The ranch was just a short distance away and Joe heard the Black whinny to the broodmares in the nearest pasture. He smiled. What he’d give to own that stud! Tired as the Black was, he’d run for the mares if given a chance. But they weren’t for him, not now. In a few weeks, the big horse would be racing in New York.
Joe glanced sideways at Alec. He was slumped down in his seat, with his eyes closed. It wouldn’t take much sedative to put him out for a long while, Joe decided. He’d be as good as new when he woke up; it’d all seem pretty much like a dream to him. Anyway, Alec wouldn’t have much time to think about it, not with Henry Dailey coming back so soon. There’d be nothing but training and racing and work—the best thing for him under the circumstances.
Joe took a long breath and exhaled slowly. He’d sure like to see Alec and the Black race in New York, but his job was here where nothing much ever happened. Well, the least he could do was to make certain Alec got all the rest he needed; that way he’d play a part in the big scene of racing.
RACE DAY!
18
Four weeks later, on April 19, Alec Ramsay rode the Black postward at Aqueduct Race Course in New York City. It was the Toboggan Handicap at a distance of six furlongs for a purse of
twenty-five thousand dollars.
They were last in the parade of five horses, a field kept small by the Black’s entry in the race. He was the heavy favorite and carried high weight of 130 pounds, enough weight to give the others a fighting chance to beat him in his opening defense of the Handicap Championship.
Alec felt the first drops of rain from the ominous sky overhead. The heavy clouds let go quickly and the rain came down harder until he could barely make out the starting gate and the horses approaching it. Lightning flashed in the distance, followed by loud thunderclaps.
It would be a long time, he thought, before thunder and lightning did not take him back to a stable in the Everglades. It didn’t matter that no one, not even Henry, would believe what he’d told them of that night. They had accepted only what they wanted to believe, all based on the medical testimony of Dr. Palmer that delusions were common to people under stress. He was glad he had not thrown away the gold figurine that night. They would accept that he’d found it in the swamp, but no more. And since he’d been unable to offer any rational explanation of the captain’s death and his own horrible experiences, he had pretended to accept their version, if only to bring peace to his mind as well as theirs.
For several days afterward, he had been kept quiet by drugs. He held no bitterness toward Joe Early and the others, knowing it had been for the best. His dread of that which defied all common sense would not have enabled him to think clearly. Finally the weight had lifted from his mind and he had looked upon the Everglades again.

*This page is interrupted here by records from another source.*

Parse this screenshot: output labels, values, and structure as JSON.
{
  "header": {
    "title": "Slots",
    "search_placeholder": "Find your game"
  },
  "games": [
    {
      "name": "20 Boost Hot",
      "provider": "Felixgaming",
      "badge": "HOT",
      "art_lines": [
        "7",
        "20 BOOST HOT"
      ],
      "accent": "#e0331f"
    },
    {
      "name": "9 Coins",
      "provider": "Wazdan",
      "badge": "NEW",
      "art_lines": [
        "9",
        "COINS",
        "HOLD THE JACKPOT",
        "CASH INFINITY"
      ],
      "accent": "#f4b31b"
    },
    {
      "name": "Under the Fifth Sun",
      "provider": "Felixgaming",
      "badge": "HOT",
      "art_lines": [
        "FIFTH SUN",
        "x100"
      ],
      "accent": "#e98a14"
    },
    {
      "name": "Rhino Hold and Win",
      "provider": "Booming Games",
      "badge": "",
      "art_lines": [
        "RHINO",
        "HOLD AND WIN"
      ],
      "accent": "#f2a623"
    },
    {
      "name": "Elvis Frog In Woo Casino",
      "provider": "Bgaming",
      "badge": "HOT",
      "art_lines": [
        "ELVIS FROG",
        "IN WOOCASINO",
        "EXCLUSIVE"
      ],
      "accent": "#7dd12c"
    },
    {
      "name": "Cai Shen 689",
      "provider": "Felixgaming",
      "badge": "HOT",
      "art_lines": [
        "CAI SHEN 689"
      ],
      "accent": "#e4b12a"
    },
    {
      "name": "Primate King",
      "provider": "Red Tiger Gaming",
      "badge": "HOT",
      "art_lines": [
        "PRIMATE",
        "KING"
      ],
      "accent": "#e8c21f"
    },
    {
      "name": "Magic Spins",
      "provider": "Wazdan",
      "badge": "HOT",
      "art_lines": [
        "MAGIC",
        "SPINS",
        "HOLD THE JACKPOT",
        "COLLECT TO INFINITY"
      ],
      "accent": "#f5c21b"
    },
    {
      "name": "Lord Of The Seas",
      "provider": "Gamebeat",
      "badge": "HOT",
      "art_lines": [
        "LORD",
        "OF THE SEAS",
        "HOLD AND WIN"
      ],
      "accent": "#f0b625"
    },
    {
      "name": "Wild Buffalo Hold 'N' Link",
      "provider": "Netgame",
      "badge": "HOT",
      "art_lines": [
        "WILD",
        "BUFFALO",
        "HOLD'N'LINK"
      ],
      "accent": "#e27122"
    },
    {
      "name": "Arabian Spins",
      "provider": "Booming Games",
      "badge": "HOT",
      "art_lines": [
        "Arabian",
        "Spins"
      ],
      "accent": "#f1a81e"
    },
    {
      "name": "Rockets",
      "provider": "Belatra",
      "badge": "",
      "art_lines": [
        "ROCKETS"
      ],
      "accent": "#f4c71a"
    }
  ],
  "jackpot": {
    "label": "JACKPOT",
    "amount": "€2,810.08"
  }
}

As far as his eyes could see, there was nothing but smoldering ashes. The immense swamp to the south and west had been gutted by the raging fire. At his insistence, they had gone to the humpbacked hammock, more to appease him than to give any credence to his story. They’d found nothing, for no remains of the captain’s body could have withstood the cremating blast of the holocaust. Still, he was glad that he had returned, if only to prove to himself that he had been there.